Nenhum destes incansáveis filósofos e esteticistas teve suas dúvidas totalmente sanadas, isto, pelo simples fato de não conhecerem a Avenida 13.

A Avenida 13 é uma rua empoeirada, de transito muito intenso e engarrafado pelo menos duas horas a cada dia e, de quase nenhum trânsito no restante das horas. As árvores têm as folhas escurecidas pela fuligem dos carros, parecem doentes, nem o mais louco dos pássaros faria seu ninho em uma delas. Suas calçadas largas permitem que muitas pessoas passem por ali e contemplem mais um pouco do sofrimento e angustia visual que ainda hoje é chamado de progresso. Aparentemente é uma avenida como qualquer outra, mas, em nenhuma outra avenida você poderia encontrar a resposta para todas as perguntas sobre beleza já feitas pelo homem:

Pontualmente, as 14:30h ela sai de casa vestindo roupas que são cuidadosamente escolhidas para agradar apenas uma única pessoa: Ela.

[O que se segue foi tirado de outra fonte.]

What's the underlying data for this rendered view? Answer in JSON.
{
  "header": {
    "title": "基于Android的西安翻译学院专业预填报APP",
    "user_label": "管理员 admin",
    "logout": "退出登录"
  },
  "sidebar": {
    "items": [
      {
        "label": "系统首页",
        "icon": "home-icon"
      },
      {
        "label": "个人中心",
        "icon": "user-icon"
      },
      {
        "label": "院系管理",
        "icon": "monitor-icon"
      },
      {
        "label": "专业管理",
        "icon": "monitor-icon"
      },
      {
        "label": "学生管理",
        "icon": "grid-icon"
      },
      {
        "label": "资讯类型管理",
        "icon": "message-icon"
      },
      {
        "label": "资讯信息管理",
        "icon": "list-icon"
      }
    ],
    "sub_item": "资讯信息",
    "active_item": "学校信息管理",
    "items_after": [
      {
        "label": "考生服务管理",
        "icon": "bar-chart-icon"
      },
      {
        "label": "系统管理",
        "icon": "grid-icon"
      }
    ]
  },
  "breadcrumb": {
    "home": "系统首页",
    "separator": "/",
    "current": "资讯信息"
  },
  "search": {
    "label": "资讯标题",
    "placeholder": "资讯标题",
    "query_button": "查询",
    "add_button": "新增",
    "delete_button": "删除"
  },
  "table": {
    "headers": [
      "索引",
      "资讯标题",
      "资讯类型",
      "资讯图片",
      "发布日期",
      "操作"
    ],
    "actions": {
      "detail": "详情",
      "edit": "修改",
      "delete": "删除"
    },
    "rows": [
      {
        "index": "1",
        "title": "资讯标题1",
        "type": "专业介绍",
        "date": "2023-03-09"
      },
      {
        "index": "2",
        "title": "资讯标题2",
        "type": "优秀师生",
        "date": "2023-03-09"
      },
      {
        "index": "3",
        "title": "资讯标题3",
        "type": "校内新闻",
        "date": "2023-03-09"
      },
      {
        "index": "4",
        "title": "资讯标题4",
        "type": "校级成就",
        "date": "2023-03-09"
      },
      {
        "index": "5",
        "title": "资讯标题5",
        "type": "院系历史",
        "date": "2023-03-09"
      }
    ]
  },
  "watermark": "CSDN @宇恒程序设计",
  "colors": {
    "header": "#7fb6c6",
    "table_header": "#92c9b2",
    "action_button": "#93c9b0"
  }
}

Seu jeito de andar é naturalmente sensual, hipnótico, tudo nela se move em sincronismo, como em uma sinfonia onde vários sons diferentes se unem para formar um único e maravilhoso acorde. Nada exagerado, mas sem deixar nada a desejar, perfeita em detalhes assim como no todo. Uma mulher que mesmo sem saber, destruía sólidos relacionamentos pelo simples fato de andar na rua, uma mulher de pele negra, em um tom tão raro e homogêneo que fazia com que racistas de nascimento repensassem sobre seus conceitos. Seu rosto era, uma poesia visual, iluminada por um leve e sempre presente sorriso, com traços e sombras tão diabolicamente perfeitos que faziam com que seus olhos esverdeados consumissem os pensamentos de qualquer aventureiro que se atrevesse a observá-los.

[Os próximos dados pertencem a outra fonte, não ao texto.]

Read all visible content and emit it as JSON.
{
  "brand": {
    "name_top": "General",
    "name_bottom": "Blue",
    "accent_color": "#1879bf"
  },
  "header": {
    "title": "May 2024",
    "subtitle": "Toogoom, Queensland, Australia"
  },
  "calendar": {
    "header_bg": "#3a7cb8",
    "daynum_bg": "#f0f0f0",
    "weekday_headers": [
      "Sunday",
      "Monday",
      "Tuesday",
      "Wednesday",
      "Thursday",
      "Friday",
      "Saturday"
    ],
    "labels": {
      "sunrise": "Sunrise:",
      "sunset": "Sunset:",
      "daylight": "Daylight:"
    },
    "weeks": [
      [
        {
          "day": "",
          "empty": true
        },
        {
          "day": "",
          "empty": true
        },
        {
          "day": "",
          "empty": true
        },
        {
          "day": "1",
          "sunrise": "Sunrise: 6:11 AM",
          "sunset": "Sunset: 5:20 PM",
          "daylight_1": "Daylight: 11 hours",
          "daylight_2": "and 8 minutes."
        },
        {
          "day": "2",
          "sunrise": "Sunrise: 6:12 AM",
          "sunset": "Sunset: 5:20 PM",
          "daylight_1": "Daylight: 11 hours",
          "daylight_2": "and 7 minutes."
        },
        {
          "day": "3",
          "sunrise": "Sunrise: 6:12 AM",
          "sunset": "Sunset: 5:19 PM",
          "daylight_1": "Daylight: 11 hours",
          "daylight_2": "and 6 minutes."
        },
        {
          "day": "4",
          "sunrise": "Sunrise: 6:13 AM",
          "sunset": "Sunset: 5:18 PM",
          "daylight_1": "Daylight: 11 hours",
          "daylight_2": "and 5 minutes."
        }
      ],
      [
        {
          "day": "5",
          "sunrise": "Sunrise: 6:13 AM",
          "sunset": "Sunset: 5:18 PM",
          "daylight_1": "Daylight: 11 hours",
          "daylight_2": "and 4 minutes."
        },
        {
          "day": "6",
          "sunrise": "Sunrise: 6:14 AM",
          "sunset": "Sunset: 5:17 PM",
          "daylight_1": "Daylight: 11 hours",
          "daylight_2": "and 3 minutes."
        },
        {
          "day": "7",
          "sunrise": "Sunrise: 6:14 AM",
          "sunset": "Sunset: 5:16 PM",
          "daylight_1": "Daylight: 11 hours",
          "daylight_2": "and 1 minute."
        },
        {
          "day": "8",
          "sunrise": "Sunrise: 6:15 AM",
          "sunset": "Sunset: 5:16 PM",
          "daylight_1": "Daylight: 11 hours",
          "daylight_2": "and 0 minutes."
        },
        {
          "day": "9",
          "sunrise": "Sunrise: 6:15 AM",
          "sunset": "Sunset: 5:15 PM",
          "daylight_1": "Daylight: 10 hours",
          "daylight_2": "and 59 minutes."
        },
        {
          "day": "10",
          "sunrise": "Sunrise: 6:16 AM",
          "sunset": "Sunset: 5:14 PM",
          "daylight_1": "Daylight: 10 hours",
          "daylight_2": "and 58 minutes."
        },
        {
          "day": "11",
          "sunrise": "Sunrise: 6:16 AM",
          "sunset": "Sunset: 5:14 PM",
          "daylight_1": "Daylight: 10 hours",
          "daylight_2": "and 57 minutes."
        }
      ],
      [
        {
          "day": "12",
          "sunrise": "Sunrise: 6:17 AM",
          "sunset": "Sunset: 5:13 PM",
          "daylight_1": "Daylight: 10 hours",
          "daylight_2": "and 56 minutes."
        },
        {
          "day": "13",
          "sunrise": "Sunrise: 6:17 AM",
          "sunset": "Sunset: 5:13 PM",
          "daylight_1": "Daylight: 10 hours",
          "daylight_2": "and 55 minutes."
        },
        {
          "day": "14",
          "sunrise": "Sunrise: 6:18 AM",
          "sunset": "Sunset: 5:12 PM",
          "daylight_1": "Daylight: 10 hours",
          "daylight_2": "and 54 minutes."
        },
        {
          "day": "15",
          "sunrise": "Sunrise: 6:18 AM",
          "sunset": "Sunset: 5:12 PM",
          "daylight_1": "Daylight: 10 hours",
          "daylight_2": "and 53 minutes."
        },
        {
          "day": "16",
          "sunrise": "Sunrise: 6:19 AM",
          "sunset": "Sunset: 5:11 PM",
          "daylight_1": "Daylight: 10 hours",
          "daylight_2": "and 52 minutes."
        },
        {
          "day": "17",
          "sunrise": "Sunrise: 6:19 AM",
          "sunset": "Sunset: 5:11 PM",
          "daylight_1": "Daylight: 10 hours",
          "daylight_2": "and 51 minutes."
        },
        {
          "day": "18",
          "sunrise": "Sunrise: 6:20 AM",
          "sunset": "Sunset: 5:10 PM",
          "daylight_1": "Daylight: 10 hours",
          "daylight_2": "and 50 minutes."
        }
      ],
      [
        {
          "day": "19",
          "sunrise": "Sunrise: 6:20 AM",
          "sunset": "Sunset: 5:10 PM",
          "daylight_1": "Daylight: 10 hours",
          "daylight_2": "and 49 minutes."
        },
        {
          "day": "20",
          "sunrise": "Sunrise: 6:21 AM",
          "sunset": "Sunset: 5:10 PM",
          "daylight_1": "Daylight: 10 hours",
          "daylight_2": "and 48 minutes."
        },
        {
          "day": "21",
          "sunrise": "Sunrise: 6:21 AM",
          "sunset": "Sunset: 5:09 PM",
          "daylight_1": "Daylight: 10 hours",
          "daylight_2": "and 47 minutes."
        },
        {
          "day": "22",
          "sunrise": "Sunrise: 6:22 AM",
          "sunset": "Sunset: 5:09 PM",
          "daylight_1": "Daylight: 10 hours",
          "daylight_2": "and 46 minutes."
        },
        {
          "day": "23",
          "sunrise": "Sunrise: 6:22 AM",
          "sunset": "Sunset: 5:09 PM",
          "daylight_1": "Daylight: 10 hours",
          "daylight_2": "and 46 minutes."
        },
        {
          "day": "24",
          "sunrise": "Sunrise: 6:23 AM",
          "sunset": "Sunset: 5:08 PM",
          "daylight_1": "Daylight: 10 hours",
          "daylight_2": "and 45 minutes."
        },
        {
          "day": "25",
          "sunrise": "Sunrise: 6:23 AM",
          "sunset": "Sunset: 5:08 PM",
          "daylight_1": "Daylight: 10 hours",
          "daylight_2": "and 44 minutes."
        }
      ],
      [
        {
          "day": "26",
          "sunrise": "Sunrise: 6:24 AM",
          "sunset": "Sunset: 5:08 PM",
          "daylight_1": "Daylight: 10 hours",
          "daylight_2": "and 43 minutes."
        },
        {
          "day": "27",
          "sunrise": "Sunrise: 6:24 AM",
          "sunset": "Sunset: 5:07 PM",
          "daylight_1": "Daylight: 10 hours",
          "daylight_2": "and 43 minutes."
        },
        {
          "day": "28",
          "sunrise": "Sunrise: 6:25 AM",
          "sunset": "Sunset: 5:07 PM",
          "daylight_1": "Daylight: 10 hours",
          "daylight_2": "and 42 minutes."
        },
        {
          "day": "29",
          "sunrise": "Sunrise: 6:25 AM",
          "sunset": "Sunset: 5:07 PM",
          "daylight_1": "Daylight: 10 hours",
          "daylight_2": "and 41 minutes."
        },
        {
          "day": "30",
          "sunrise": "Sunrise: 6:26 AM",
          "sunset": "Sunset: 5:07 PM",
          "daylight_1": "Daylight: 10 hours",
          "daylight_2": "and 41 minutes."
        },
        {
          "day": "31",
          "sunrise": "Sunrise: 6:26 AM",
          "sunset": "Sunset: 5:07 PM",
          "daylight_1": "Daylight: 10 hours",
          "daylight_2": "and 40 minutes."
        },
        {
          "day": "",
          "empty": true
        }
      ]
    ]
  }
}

Suas roupas nunca mostravam nada do que os homens estavam acostumados a ver em outras mulheres, eram discretas, elegantes e principalmente, terríveis atiçadoras da imaginação alheia.

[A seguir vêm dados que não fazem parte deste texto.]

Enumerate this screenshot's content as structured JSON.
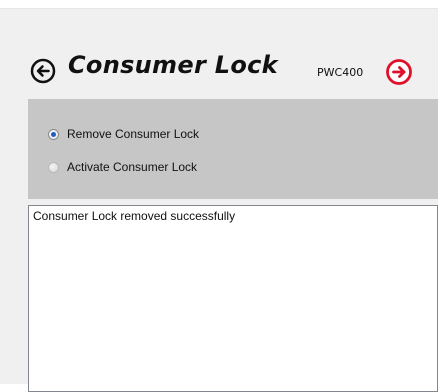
{
  "header": {
    "title": "Consumer Lock",
    "model": "PWC400",
    "back_icon": "back-arrow-circle-icon",
    "next_icon": "next-arrow-circle-icon",
    "next_icon_color": "#e0102a"
  },
  "options": {
    "items": [
      {
        "label": "Remove Consumer Lock",
        "selected": true
      },
      {
        "label": "Activate Consumer Lock",
        "selected": false
      }
    ]
  },
  "output": {
    "text": "Consumer Lock removed successfully"
  }
}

Por onde esta mulher passava, o seu perfume rapidamente se misturava com o cheiro tão evidente das fantasias mentais ao seu redor, era difícil não se apaixonar a primeira vista, não admirar ou não morrer de inveja ao vê-la caminhar quase flutuando, totalmente ocupada com sua própria vida e alheia às centenas de olhos que a seguiam no decorrer de seu trajeto, vivendo em um mundo tão diferente e distante que ignorava completamente o fato de que no mundo ao lado, o mundo da imaginação alheia, era constantemente beijada, acariciada e idolatrada.

Muitos dos que lhe viam passar lhe davam nomes imaginários e, passavam o dia a repeti-los, mas, absolutamente ninguém, em nenhuma das vezes em que ela passou por essa avenida, perguntou ou sequer adivinhou seu verdadeiro nome: Pérola.

É difícil imaginar esta mulher com algum problema que não pudesse resolver com sua própria beleza. Sua beleza descomunal, somada com uma boa dose de competência natural para qualquer atividade garantiam a ela um ótimo salário em qualquer emprego que arrumasse, assim como também garantiam que conseguiria um emprego em qualquer local que procurasse. Sua inteligência acima da média lhe tornava uma ótima solucionadora de problemas de qualquer espécie, menos é claro, o seu principal problema existencial: A solidão.

A solidão é o preço que Pérola pagava por sua incomparável beleza, ela era definitivamente “areia demais para qualquer tamanho de caminhão”, a sua simples presença extasiava, bestificava e paralisava todo e qualquer pensamento racional nas proximidades. Aparentemente para ela, o mundo era repleto de retardados, pessoas que não conseguiam formular uma frase simples para perguntar as horas, ou indicar um caminho e, também pessoas vulgares que apesar de conseguirem unir duas palavras, formavam frases que não valiam a pena ouvir.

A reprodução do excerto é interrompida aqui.